Она посидела час в жарком сквере – боль в спине, между прочим, почти прошла, или она просто внимания не обращала, – а потом решила вернуться. Идти ей, кроме как домой, было некуда, да и посоветоваться, что дальше делать, не с кем, кроме мужа.
Но ни мужа, ни его возлюбленной она, вернувшись, не застала.
Женщина, работавшая старшим инженером в четвертой лаборатории, как только жена ее любовника захлопнула за собой дверь, быстро и молча оделась, вернулась на работу, отпросилась у начлаба уже до конца дня, приехала к себе домой, там немного посидела на стуле, просто глядя перед собой, а потом встала, достала из холодильника и проглотила, мелко запивая водой, одну за другой таблетки из целой упаковки какого-то лекарства, которое она приняла за снотворное, а это было средство, снижающее давление, которым пользовалась ее свекровь. Но до того как лекарство подействовало, она залезла на табуретку, привязала к решетке вентиляционной отдушины на кухне кусок бельевой веревки, надела на шею петлю и, не переставая беззвучно плакать, оттолкнула табуретку. К счастью, решетка выломалась, женщина упала и сильно ушибла руку – кажется, даже сломала ключицу, уже не помню. А тут вернулся с работы муж, замначальника третьего испытательного стенда, быстро разобрался, что происходит, и вызвал разными способами рвоту, так что таблетки не успели подействовать. В общем, женщина осталась жива, а к тому времени, как вернулась из больницы, где ее лечили тазепамом, отчего она сильно поправилась, муж ее уже договорился со смежниками из одного НИИ под Ленинградом насчет работы, они поменяли квартиру и уехали. Как уж они потом жили, никто не знает.
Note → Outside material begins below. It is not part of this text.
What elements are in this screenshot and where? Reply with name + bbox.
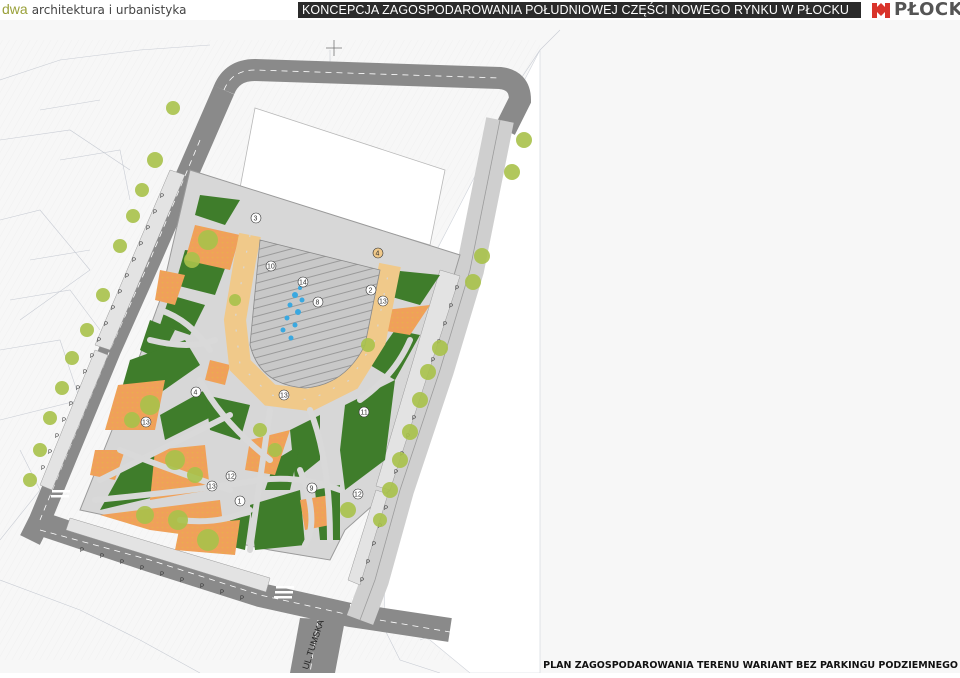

А неверный муж, оставшись один в комнате со смятой постелью, среди наполнявшего пространство яркого солнечного света, выкурил одну сигарету, оделся, положил в портфель то, что обычно брал в командировку, – ну, трусы и носки, рубашку, свитер, бритву «Нева», зубную щетку и металлическую мыльницу – и пошел пешком на вокзал, там было недалеко. Денег у него хватило на билет только до Харькова, а что с ним происходило в дальнейшем, знал, возможно, только один его друг, которому он написал – просил устроить увольнение заочно, заявление прислал, а на трудовую потом в отдел кадров вроде бы пришел запрос с какого-то харьковского «ящика», их там полно. Друг кому-то рассказывал, что в Харькове мужик пить стал сильно. Ну, удивляться нечему – запьешь после такого…
Что же касается женщины – конструктора второй категории, то она так и осталась в городе, в своем КБ-7. После того как уехал ее муж, а потом и его любовница с семьей, все постепенно успокоилось. Она радовалась, что детей у них не было, а сама к своему новому положению через год примерно привыкла.